Complete step by step answer:
As we stated that we have to find the relation of the electrical conductivity, the electrical conductivity is given by the following mathematical representation:
$\sigma = \dfrac{1}{\rho }$, Where $\sigma $ is the electrical conductivity and $\rho $ is the electrical conductivity.
The relation for the electrical conductivity is given below and we will use this relation to put its value in the relation of electrical conductivity:
$\rho = \dfrac{{Ra}}{l}$, putting this value, we get:
$
\sigma = \dfrac{1}{{\dfrac{{Ra}}{l}}}\\
\implies \sigma = \dfrac{l}{{Ra}}
$
Now we have this formula in which we have length area and resistance, we have to use the relation of the resistance to meet this formula more simplified:
The relation of resistance is given by Ohm's law. The Ohm's law is given below and when we put this value in the equation we get:
$
V = IR\\
R = \dfrac{V}{I}
$, Putting this value
$
\sigma = \dfrac{l}{{\left( {\dfrac{V}{I}} \right)a}}\\
\implies \sigma = \dfrac{{I \times l}}{{Va}}
$
Again, to simplify this equation, we will put the relation of potential.
$V = \dfrac{W}{Q}$, putting this value,
$
\sigma = \dfrac{{I \times l}}{{\dfrac{W}{Q}a}}\\
\implies \sigma = \dfrac{{Q \times I \times l}}{{Wa}}
$
Now, we will use the equation of Q, and put it in the above relation:
$
\sigma = \dfrac{{It \times I \times l}}{{Wa}}\\
\implies \sigma = \dfrac{{lt{I^2}}}{{Wa}}
$
Now we will find the dimension of the work done,
$W = F.x$
$
W = [ML{T^{ - 2}}][L]\\
\implies W = [M{L^2}{T^{ - 2}}]
$
And the dimension of the Area: $[{L^2}]$
Putting all these dimensions in the equation of electrical conductivity:
$
\sigma = \dfrac{{[L][T][{I^2}]}}{{[M{L^2}{T^{ - 2}}][{L^2}]}}\\
\implies \sigma = \dfrac{{[L][T][{I^2}]}}{{[M{L^2}{T^{ - 2}}][{L^2}]}}\\
\implies \sigma = [{M^{ - 1}}{L^{ - 3}}{T^3}{I^2}]
$
Now that we have found the dimension of electrical conductivity well matched with the options and say which is the correct option.

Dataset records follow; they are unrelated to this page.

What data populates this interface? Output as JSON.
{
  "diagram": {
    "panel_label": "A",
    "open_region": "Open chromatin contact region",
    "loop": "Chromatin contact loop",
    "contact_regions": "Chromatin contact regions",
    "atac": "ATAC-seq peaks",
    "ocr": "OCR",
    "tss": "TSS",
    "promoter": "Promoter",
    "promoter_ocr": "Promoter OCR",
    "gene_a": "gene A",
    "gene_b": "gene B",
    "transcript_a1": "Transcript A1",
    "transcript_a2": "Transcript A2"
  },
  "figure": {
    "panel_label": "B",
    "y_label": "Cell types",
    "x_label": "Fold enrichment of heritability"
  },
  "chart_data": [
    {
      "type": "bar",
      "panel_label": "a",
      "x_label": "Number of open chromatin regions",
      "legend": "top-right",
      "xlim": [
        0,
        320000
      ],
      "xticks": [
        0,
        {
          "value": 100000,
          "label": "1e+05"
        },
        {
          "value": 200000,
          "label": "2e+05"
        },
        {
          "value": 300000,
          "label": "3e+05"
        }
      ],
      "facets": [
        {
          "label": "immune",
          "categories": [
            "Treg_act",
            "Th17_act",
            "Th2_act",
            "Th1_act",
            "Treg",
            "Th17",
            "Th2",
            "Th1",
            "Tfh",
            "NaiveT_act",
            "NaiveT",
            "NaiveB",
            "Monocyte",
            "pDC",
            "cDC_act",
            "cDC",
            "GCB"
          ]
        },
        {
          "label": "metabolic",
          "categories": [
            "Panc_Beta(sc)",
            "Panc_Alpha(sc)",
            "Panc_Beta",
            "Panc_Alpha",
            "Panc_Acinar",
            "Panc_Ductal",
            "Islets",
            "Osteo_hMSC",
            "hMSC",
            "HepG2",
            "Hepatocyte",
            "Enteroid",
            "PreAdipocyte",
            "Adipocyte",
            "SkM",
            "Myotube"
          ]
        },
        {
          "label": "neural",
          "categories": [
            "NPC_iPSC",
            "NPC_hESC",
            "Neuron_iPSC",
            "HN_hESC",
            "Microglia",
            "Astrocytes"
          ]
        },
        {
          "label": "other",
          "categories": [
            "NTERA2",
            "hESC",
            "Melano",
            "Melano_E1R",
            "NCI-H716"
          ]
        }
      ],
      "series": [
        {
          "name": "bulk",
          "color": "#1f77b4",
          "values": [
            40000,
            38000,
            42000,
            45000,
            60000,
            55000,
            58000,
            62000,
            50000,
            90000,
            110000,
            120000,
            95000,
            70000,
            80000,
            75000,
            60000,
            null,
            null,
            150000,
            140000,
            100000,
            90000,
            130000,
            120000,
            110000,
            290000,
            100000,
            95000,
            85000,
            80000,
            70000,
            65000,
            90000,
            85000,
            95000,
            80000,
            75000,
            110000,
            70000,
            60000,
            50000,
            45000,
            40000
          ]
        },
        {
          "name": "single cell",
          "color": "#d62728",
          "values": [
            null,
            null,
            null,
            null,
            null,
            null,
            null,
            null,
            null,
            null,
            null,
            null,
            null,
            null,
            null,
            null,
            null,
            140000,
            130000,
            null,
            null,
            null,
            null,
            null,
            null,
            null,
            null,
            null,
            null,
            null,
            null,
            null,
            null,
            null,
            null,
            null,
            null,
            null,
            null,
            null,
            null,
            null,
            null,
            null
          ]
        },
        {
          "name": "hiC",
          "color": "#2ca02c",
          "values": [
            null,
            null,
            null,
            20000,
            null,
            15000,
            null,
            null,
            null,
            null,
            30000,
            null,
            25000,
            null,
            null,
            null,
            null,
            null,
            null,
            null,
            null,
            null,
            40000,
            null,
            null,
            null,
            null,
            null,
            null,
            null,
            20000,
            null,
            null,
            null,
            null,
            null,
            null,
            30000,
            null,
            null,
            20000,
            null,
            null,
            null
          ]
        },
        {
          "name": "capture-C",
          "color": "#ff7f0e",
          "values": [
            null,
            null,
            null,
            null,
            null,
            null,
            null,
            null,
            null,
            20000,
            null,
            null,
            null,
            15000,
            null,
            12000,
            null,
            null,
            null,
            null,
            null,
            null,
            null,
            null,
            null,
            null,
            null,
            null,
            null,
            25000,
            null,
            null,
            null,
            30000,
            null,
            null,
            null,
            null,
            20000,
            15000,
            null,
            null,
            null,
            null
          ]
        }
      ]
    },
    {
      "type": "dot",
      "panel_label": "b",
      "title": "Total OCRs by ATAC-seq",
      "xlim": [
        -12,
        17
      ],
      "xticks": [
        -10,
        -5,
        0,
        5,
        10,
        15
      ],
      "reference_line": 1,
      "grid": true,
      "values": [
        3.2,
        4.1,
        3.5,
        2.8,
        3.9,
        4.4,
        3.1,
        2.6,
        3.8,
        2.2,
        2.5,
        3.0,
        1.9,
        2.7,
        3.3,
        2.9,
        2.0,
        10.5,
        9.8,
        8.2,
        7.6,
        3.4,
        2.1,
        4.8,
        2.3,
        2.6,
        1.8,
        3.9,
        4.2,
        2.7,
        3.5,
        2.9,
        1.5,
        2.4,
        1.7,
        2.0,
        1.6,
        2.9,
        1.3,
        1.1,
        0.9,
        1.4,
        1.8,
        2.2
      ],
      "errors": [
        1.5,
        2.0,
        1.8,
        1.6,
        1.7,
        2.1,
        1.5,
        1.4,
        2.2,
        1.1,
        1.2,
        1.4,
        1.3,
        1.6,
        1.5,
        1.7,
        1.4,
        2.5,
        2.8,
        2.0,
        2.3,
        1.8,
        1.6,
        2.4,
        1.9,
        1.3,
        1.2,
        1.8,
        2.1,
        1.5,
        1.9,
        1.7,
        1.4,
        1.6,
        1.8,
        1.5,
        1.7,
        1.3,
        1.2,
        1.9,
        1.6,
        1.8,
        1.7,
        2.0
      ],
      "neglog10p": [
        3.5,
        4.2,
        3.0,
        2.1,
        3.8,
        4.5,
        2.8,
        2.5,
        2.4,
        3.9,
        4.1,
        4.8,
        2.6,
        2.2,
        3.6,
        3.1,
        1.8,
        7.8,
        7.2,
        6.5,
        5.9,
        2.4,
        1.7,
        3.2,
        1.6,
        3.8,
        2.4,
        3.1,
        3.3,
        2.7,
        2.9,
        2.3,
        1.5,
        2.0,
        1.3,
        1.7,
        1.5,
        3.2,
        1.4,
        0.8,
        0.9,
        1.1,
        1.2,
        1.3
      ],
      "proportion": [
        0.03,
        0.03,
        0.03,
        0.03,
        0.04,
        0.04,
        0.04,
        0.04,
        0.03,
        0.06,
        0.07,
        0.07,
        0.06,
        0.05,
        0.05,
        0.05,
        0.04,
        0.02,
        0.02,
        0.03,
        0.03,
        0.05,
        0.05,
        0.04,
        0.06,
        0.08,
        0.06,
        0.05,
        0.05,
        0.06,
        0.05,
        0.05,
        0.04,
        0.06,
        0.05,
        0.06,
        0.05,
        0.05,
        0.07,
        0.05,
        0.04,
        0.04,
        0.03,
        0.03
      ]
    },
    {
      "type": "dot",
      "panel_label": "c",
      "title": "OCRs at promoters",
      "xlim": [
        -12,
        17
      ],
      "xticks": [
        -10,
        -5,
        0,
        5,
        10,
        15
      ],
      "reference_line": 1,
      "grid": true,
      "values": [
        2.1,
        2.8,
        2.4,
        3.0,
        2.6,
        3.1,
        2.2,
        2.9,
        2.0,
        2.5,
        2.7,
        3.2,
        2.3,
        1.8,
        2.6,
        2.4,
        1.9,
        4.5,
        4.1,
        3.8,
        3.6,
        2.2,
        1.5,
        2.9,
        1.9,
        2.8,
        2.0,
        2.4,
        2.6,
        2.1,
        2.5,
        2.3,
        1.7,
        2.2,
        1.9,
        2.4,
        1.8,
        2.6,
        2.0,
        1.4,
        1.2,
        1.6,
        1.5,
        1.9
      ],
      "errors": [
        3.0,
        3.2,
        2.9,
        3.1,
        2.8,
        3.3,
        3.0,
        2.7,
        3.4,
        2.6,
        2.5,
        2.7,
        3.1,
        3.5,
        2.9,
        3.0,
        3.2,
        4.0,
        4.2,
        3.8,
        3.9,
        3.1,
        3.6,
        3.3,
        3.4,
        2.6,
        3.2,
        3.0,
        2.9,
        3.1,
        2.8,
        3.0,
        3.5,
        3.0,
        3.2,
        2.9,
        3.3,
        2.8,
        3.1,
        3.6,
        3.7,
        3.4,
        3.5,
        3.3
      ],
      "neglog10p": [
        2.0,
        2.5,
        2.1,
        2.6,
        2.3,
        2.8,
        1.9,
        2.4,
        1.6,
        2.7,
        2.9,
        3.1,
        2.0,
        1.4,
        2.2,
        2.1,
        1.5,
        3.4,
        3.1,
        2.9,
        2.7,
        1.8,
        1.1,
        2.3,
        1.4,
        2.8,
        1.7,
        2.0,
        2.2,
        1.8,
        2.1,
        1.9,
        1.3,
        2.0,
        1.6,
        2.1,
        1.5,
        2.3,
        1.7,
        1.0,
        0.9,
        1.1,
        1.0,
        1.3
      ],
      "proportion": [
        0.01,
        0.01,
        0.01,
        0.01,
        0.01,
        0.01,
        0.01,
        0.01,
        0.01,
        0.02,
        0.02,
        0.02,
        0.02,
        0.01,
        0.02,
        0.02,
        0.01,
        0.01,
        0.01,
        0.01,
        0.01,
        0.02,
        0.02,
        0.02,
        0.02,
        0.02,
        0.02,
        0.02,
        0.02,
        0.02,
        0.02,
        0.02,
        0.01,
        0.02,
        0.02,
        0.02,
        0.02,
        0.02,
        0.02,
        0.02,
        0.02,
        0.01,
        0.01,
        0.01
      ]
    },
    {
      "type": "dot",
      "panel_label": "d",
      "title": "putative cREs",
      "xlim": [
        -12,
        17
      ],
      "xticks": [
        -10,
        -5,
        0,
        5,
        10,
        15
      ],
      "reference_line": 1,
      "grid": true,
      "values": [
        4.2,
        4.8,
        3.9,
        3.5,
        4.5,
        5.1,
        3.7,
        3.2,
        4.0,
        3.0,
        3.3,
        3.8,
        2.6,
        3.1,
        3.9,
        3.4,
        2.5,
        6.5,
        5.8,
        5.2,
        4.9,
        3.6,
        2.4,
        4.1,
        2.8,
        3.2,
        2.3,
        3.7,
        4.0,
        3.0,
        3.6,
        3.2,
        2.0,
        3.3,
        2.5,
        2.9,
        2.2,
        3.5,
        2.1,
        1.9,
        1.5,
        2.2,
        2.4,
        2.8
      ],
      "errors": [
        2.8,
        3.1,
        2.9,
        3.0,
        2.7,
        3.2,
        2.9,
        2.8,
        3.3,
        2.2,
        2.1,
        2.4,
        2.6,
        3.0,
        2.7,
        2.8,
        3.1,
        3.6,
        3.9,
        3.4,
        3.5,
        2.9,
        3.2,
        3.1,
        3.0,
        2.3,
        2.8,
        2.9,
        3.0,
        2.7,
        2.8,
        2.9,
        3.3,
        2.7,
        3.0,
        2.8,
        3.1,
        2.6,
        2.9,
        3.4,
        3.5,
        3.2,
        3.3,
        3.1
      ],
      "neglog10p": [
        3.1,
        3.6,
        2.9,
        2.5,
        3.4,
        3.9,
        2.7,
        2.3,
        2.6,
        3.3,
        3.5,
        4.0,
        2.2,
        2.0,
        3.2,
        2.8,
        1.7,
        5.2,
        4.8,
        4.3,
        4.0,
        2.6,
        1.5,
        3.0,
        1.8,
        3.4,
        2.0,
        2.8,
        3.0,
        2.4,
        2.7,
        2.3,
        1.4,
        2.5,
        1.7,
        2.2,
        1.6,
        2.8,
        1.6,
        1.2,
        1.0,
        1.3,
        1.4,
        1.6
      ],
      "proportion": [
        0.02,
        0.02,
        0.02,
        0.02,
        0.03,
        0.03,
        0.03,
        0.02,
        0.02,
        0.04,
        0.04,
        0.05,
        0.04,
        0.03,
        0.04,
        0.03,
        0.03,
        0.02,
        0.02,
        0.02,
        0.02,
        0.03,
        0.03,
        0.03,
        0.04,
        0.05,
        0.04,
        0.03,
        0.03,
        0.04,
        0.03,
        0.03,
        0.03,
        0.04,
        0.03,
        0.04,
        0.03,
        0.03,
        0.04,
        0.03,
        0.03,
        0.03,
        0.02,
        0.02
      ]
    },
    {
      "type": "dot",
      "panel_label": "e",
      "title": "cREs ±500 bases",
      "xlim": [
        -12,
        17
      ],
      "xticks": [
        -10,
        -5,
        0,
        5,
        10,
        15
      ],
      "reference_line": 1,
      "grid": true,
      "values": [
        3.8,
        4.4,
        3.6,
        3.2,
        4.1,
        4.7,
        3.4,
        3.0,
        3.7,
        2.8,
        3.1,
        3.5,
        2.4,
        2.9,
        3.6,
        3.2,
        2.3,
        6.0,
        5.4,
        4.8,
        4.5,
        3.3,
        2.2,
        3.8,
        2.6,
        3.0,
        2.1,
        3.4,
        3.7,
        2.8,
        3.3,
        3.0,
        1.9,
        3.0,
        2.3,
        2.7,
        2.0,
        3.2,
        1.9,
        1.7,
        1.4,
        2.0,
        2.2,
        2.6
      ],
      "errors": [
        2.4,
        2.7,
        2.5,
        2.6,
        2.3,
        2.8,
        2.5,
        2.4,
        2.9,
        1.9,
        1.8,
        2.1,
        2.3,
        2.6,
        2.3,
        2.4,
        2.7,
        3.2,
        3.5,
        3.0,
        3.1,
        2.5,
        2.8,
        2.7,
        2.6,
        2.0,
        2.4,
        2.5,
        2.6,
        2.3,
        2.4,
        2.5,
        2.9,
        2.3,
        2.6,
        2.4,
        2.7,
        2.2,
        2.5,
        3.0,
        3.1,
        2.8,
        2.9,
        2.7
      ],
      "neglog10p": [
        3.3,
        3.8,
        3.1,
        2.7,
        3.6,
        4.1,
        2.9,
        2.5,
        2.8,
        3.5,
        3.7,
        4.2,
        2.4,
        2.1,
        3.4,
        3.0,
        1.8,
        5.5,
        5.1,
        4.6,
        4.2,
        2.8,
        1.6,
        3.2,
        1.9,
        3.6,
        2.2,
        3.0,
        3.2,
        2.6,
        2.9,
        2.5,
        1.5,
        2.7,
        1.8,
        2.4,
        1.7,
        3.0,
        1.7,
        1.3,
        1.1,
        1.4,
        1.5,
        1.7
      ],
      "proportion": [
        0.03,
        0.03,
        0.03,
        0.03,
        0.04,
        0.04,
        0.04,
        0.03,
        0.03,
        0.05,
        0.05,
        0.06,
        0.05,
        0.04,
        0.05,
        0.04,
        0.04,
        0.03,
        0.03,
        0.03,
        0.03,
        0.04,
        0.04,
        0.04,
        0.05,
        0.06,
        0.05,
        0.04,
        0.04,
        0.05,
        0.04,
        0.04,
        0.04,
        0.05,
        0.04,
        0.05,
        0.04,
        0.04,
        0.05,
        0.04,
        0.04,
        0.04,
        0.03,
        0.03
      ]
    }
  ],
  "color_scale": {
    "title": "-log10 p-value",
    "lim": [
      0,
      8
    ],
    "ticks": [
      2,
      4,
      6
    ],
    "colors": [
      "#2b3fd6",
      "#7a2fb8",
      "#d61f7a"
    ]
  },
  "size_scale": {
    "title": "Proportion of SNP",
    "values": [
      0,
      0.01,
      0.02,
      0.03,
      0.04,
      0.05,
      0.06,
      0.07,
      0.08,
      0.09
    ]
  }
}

Hence the correct option is B.

Note:
These questions require strong knowledge of relation between the quantities if a student knows the dimensional formula of potential, then one can solve book questions faster than the student which has to do all this calculation so that they can use the dimensional formula of a much simpler quantity.